Tomorrow at midnight the much anticipated release of Halo 3 happens ... and like Halo 2 release I'll be outside a game store with my 15 year old son for hours so he can get it, on a school night at midnight. Estimates over a million copies pre-sold (we're in that count) and 2.5 million copies may be sold first day. Many electronics stores have "Halo 3 Countdown" widget (pic) on web sites.
With those staggering numbers, association executives shouldn't ignore the volume who game, and potential impact as they're current/future employees, CEOs and members. "Halo effect" often refers to having a positive impression of someone or something based on a first attribute (such as being beautiful) or past experience (such as Apple products) -- where one or few positives leads to belief there are many more positive attributes.
Random observations of how Halo 3 can have a "Halo effect" ....
1. Gamers in Halo have to be collaborative to be successful. My son routinely shows others in his "clan" (gaming group) how to improve, so he can win. Also have to be good at multi-tasking and problem-solving.

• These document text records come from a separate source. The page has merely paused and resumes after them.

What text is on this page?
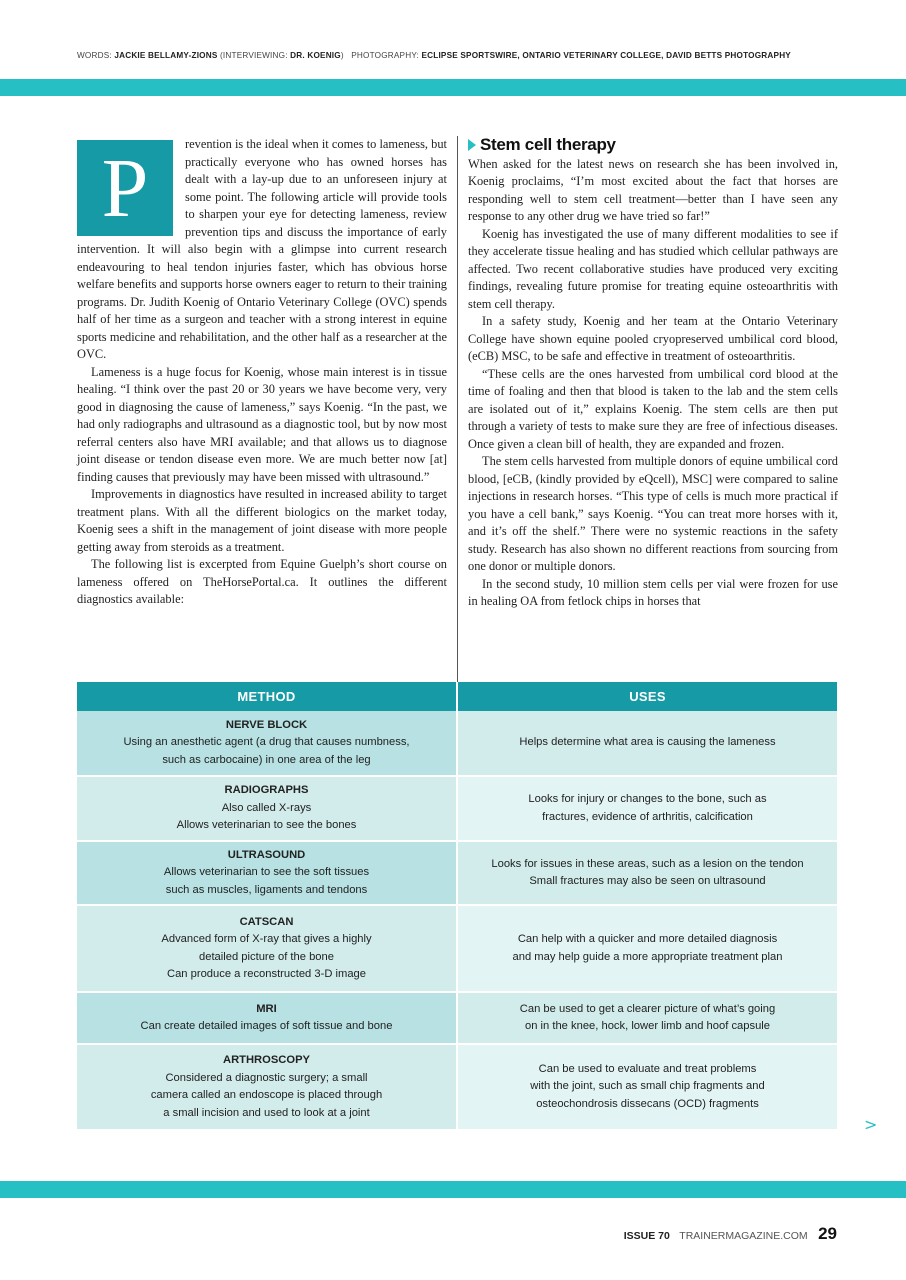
WORDS: JACKIE BELLAMY-ZIONS (INTERVIEWING: DR. KOENIG) PHOTOGRAPHY: ECLIPSE SPORTSWIRE, ONTARIO VETERINARY COLLEGE, DAVID BETTS PHOTOGRAPHY
P	revention is the ideal when it comes to lameness, but practically everyone who has owned horses has dealt with a lay-up due to an unforeseen injury at some point. The following article will provide tools to sharpen your eye for detecting lameness, review prevention tips and discuss the importance of early intervention. It will also begin with a glimpse into current research endeavouring to heal tendon injuries faster, which has obvious horse welfare benefits and supports horse owners eager to return to their training programs. Dr. Judith Koenig of Ontario Veterinary College (OVC) spends half of her time as a surgeon and teacher with a strong interest in equine sports medicine and rehabilitation, and the other half as a researcher at the OVC.

Lameness is a huge focus for Koenig, whose main interest is in tissue healing. “I think over the past 20 or 30 years we have become very, very good in diagnosing the cause of lameness,” says Koenig. “In the past, we had only radiographs and ultrasound as a diagnostic tool, but by now most referral centers also have MRI available; and that allows us to diagnose joint disease or tendon disease even more. We are much better now [at] finding causes that previously may have been missed with ultrasound.”

Improvements in diagnostics have resulted in increased ability to target treatment plans. With all the different biologics on the market today, Koenig sees a shift in the management of joint disease with more people getting away from steroids as a treatment.

The following list is excerpted from Equine Guelph’s short course on lameness offered on TheHorsePortal.ca. It outlines the different diagnostics available:

Stem cell therapy

When asked for the latest news on research she has been involved in, Koenig proclaims, “I’m most excited about the fact that horses are responding well to stem cell treatment—better than I have seen any response to any other drug we have tried so far!”

Koenig has investigated the use of many different modalities to see if they accelerate tissue healing and has studied which cellular pathways are affected. Two recent collaborative studies have produced very exciting findings, revealing future promise for treating equine osteoarthritis with stem cell therapy.

In a safety study, Koenig and her team at the Ontario Veterinary College have shown equine pooled cryopreserved umbilical cord blood, (eCB) MSC, to be safe and effective in treatment of osteoarthritis.

“These cells are the ones harvested from umbilical cord blood at the time of foaling and then that blood is taken to the lab and the stem cells are isolated out of it,” explains Koenig. The stem cells are then put through a variety of tests to make sure they are free of infectious diseases. Once given a clean bill of health, they are expanded and frozen.

The stem cells harvested from multiple donors of equine umbilical cord blood, [eCB, (kindly provided by eQcell), MSC] were compared to saline injections in research horses. “This type of cells is much more practical if you have a cell bank,” says Koenig. “You can treat more horses with it, and it’s off the shelf.” There were no systemic reactions in the safety study. Research has also shown no different reactions from sourcing from one donor or multiple donors.

In the second study, 10 million stem cells per vial were frozen for use in healing OA from fetlock chips in horses that

METHOD	USES

NERVE BLOCK
Using an anesthetic agent (a drug that causes numbness,
such as carbocaine) in one area of the leg	Helps determine what area is causing the lameness

RADIOGRAPHS
Also called X-rays
Allows veterinarian to see the bones	Looks for injury or changes to the bone, such as
fractures, evidence of arthritis, calcification

ULTRASOUND
Allows veterinarian to see the soft tissues
such as muscles, ligaments and tendons	Looks for issues in these areas, such as a lesion on the tendon
Small fractures may also be seen on ultrasound

CATSCAN
Advanced form of X-ray that gives a highly
detailed picture of the bone
Can produce a reconstructed 3-D image	Can help with a quicker and more detailed diagnosis
and may help guide a more appropriate treatment plan

MRI
Can create detailed images of soft tissue and bone	Can be used to get a clearer picture of what’s going
on in the knee, hock, lower limb and hoof capsule

ARTHROSCOPY
Considered a diagnostic surgery; a small
camera called an endoscope is placed through
a small incision and used to look at a joint	Can be used to evaluate and treat problems
with the joint, such as small chip fragments and
osteochondrosis dissecans (OCD) fragments
>
ISSUE 70 TRAINERMAGAZINE.COM 29
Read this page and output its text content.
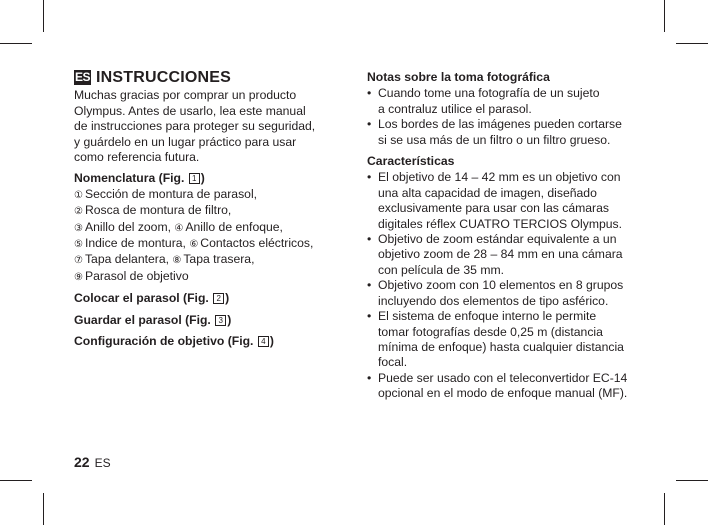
ES INSTRUCCIONES

Muchas gracias por comprar un producto
Olympus. Antes de usarlo, lea este manual
de instrucciones para proteger su seguridad,
y guárdelo en un lugar práctico para usar
como referencia futura.

Nomenclatura (Fig. 1 )
① Sección de montura de parasol,
② Rosca de montura de filtro,
③ Anillo del zoom, ④ Anillo de enfoque,
⑤ Indice de montura, ⑥ Contactos eléctricos,
⑦ Tapa delantera, ⑧ Tapa trasera,
⑨ Parasol de objetivo
Colocar el parasol (Fig. 2 )
Guardar el parasol (Fig. 3 )
Configuración de objetivo (Fig. 4 )
Notas sobre la toma fotográfica
• Cuando tome una fotografía de un sujeto
a contraluz utilice el parasol.
• Los bordes de las imágenes pueden cortarse
si se usa más de un filtro o un filtro grueso.
Características
• El objetivo de 14 – 42 mm es un objetivo con
una alta capacidad de imagen, diseñado
exclusivamente para usar con las cámaras
digitales réflex CUATRO TERCIOS Olympus.
• Objetivo de zoom estándar equivalente a un
objetivo zoom de 28 – 84 mm en una cámara
con película de 35 mm.
• Objetivo zoom con 10 elementos en 8 grupos
incluyendo dos elementos de tipo asférico.
• El sistema de enfoque interno le permite
tomar fotografías desde 0,25 m (distancia
mínima de enfoque) hasta cualquier distancia
focal.
• Puede ser usado con el teleconvertidor EC-14
opcional en el modo de enfoque manual (MF).
22 ES
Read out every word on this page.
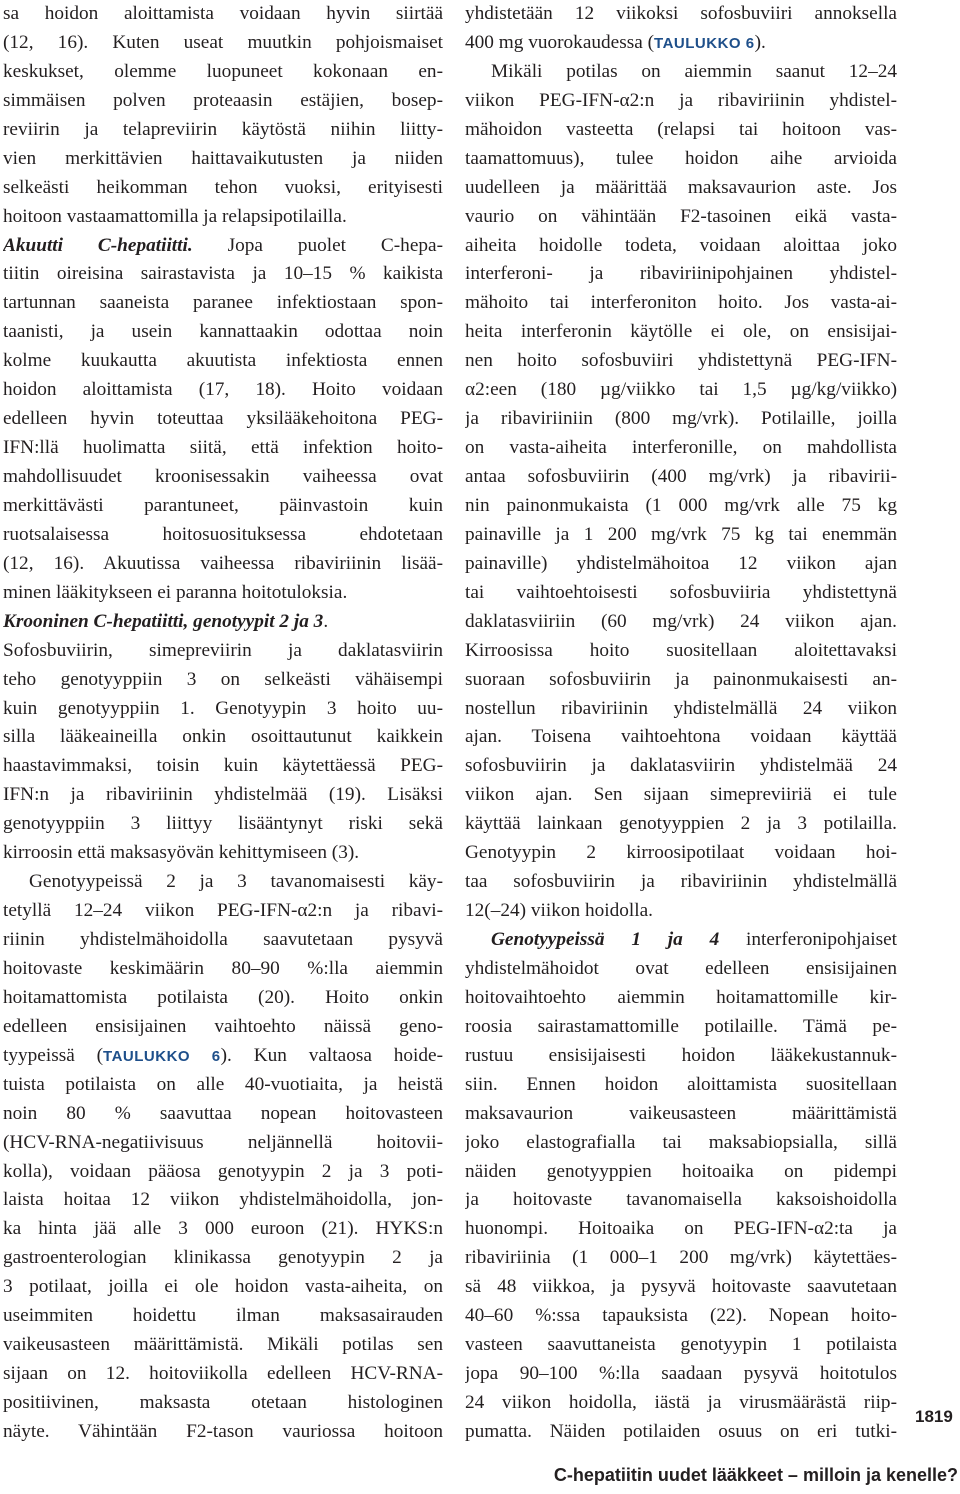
sa hoidon aloittamista voidaan hyvin siirtää
(12, 16). Kuten useat muutkin pohjoismaiset
keskukset, olemme luopuneet kokonaan en-
simmäisen polven proteaasin estäjien, bosep-
reviirin ja telapreviirin käytöstä niihin liitty-
vien merkittävien haittavaikutusten ja niiden
selkeästi heikomman tehon vuoksi, erityisesti
hoitoon vastaamattomilla ja relapsipotilailla.
Akuutti C-hepatiitti. Jopa puolet C-hepa-
tiitin oireisina sairastavista ja 10–15 % kaikista
tartunnan saaneista paranee infektiostaan spon-
taanisti, ja usein kannattaakin odottaa noin
kolme kuukautta akuutista infektiosta ennen
hoidon aloittamista (17, 18). Hoito voidaan
edelleen hyvin toteuttaa yksilääkehoitona PEG-
IFN:llä huolimatta siitä, että infektion hoito-
mahdollisuudet kroonisessakin vaiheessa ovat
merkittävästi parantuneet, päinvastoin kuin
ruotsalaisessa hoitosuosituksessa ehdotetaan
(12, 16). Akuutissa vaiheessa ribaviriinin lisää-
minen lääkitykseen ei paranna hoitotuloksia.
Krooninen C-hepatiitti, genotyypit 2 ja 3.
Sofosbuviirin, simepreviirin ja daklatasviirin
teho genotyyppiin 3 on selkeästi vähäisempi
kuin genotyyppiin 1. Genotyypin 3 hoito uu-
silla lääkeaineilla onkin osoittautunut kaikkein
haastavimmaksi, toisin kuin käytettäessä PEG-
IFN:n ja ribaviriinin yhdistelmää (19). Lisäksi
genotyyppiin 3 liittyy lisääntynyt riski sekä
kirroosin että maksasyövän kehittymiseen (3).
Genotyypeissä 2 ja 3 tavanomaisesti käy-
tetyllä 12–24 viikon PEG-IFN-α2:n ja ribavi-
riinin yhdistelmähoidolla saavutetaan pysyvä
hoitovaste keskimäärin 80–90 %:lla aiemmin
hoitamattomista potilaista (20). Hoito onkin
edelleen ensisijainen vaihtoehto näissä geno-
tyypeissä (TAULUKKO 6). Kun valtaosa hoide-
tuista potilaista on alle 40-vuotiaita, ja heistä
noin 80 % saavuttaa nopean hoitovasteen
(HCV-RNA-negatiivisuus neljännellä hoitovii-
kolla), voidaan pääosa genotyypin 2 ja 3 poti-
laista hoitaa 12 viikon yhdistelmähoidolla, jon-
ka hinta jää alle 3 000 euroon (21). HYKS:n
gastroenterologian klinikassa genotyypin 2 ja
3 potilaat, joilla ei ole hoidon vasta-aiheita, on
useimmiten hoidettu ilman maksasairauden
vaikeusasteen määrittämistä. Mikäli potilas sen
sijaan on 12. hoitoviikolla edelleen HCV-RNA-
positiivinen, maksasta otetaan histologinen
näyte. Vähintään F2-tason vauriossa hoitoon
yhdistetään 12 viikoksi sofosbuviiri annoksella
400 mg vuorokaudessa (TAULUKKO 6).
Mikäli potilas on aiemmin saanut 12–24
viikon PEG-IFN-α2:n ja ribaviriinin yhdistel-
mähoidon vasteetta (relapsi tai hoitoon vas-
taamattomuus), tulee hoidon aihe arvioida
uudelleen ja määrittää maksavaurion aste. Jos
vaurio on vähintään F2-tasoinen eikä vasta-
aiheita hoidolle todeta, voidaan aloittaa joko
interferoni- ja ribaviriinipohjainen yhdistel-
mähoito tai interferoniton hoito. Jos vasta-ai-
heita interferonin käytölle ei ole, on ensisijai-
nen hoito sofosbuviiri yhdistettynä PEG-IFN-
α2:een (180 µg/viikko tai 1,5 µg/kg/viikko)
ja ribaviriiniin (800 mg/vrk). Potilaille, joilla
on vasta-aiheita interferonille, on mahdollista
antaa sofosbuviirin (400 mg/vrk) ja ribavirii-
nin painonmukaista (1 000 mg/vrk alle 75 kg
painaville ja 1 200 mg/vrk 75 kg tai enemmän
painaville) yhdistelmähoitoa 12 viikon ajan
tai vaihtoehtoisesti sofosbuviiria yhdistettynä
daklatasviiriin (60 mg/vrk) 24 viikon ajan.
Kirroosissa hoito suositellaan aloitettavaksi
suoraan sofosbuviirin ja painonmukaisesti an-
nostellun ribaviriinin yhdistelmällä 24 viikon
ajan. Toisena vaihtoehtona voidaan käyttää
sofosbuviirin ja daklatasviirin yhdistelmää 24
viikon ajan. Sen sijaan simepreviiriä ei tule
käyttää lainkaan genotyyppien 2 ja 3 potilailla.
Genotyypin 2 kirroosipotilaat voidaan hoi-
taa sofosbuviirin ja ribaviriinin yhdistelmällä
12(–24) viikon hoidolla.
Genotyypeissä 1 ja 4 interferonipohjaiset
yhdistelmähoidot ovat edelleen ensisijainen
hoitovaihtoehto aiemmin hoitamattomille kir-
roosia sairastamattomille potilaille. Tämä pe-
rustuu ensisijaisesti hoidon lääkekustannuk-
siin. Ennen hoidon aloittamista suositellaan
maksavaurion vaikeusasteen määrittämistä
joko elastografialla tai maksabiopsialla, sillä
näiden genotyyppien hoitoaika on pidempi
ja hoitovaste tavanomaisella kaksoishoidolla
huonompi. Hoitoaika on PEG-IFN-α2:ta ja
ribaviriinia (1 000–1 200 mg/vrk) käytettäes-
sä 48 viikkoa, ja pysyvä hoitovaste saavutetaan
40–60 %:ssa tapauksista (22). Nopean hoito-
vasteen saavuttaneista genotyypin 1 potilaista
jopa 90–100 %:lla saadaan pysyvä hoitotulos
24 viikon hoidolla, iästä ja virusmäärästä riip-
pumatta. Näiden potilaiden osuus on eri tutki-
1819
C-hepatiitin uudet lääkkeet – milloin ja kenelle?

2. Possible there's more "leadership development" in years of gaming than a day-long leadership seminar or retreat with instructors. Ask a gamer about leadership.
3. Failure is part of gaming experience - leads to future success. Are we willing to take chances, and "fail our way to success"?
4. Do we create a buzz for product or program releases? Where's the countdown widget on our association sites?
5. Gamers already oriented to world without geographic barriers - bring that to workforce. Online gaming is with kid next door, cousin across country, friends from class, others throughout world. Not loner experience as often perceived - broader and more interactive than most who don't game.
6. Endorsement potential for best gamers higher than many professional sports athletes. Considered cyber-sport by this generation, even if parents don't think so. If targeting demographics, have you thought about gamers?
7. Builds technical skills. Reports that surgeons who game better at technical part of certain procedures than non-gamers.
8. What will gamers think when have on-line or other experience with our associations -- for education, research and collaboration. Do we seek them out to help improve our development?
9. Gamers don't see down side to honesty, even if negative comments. Leads to improvement.
Very impressed with association executive Jason Della Rocca from International Game Developers Association (IGDA). His membership largely under 30 and industry that embraces best of gaming qualities, because it has to. Very creative association, site, approach, individual. Jason guest-blogged at ASAE2007 and posted negative (and positive) comments about programs. My guess is comments will be considered by future planning group, and reflect opinion of others who worry about "being negative" and don't post. And to give ASAE credit, they encouraged post and then made him regular guest blogger. What approach do associations often take with encouraging honesty and insight about their programs?
If many members (and employees) are likely among the huge demographic that game, do we provide a collaborative environment where they want to participate? Where's our Halo effect?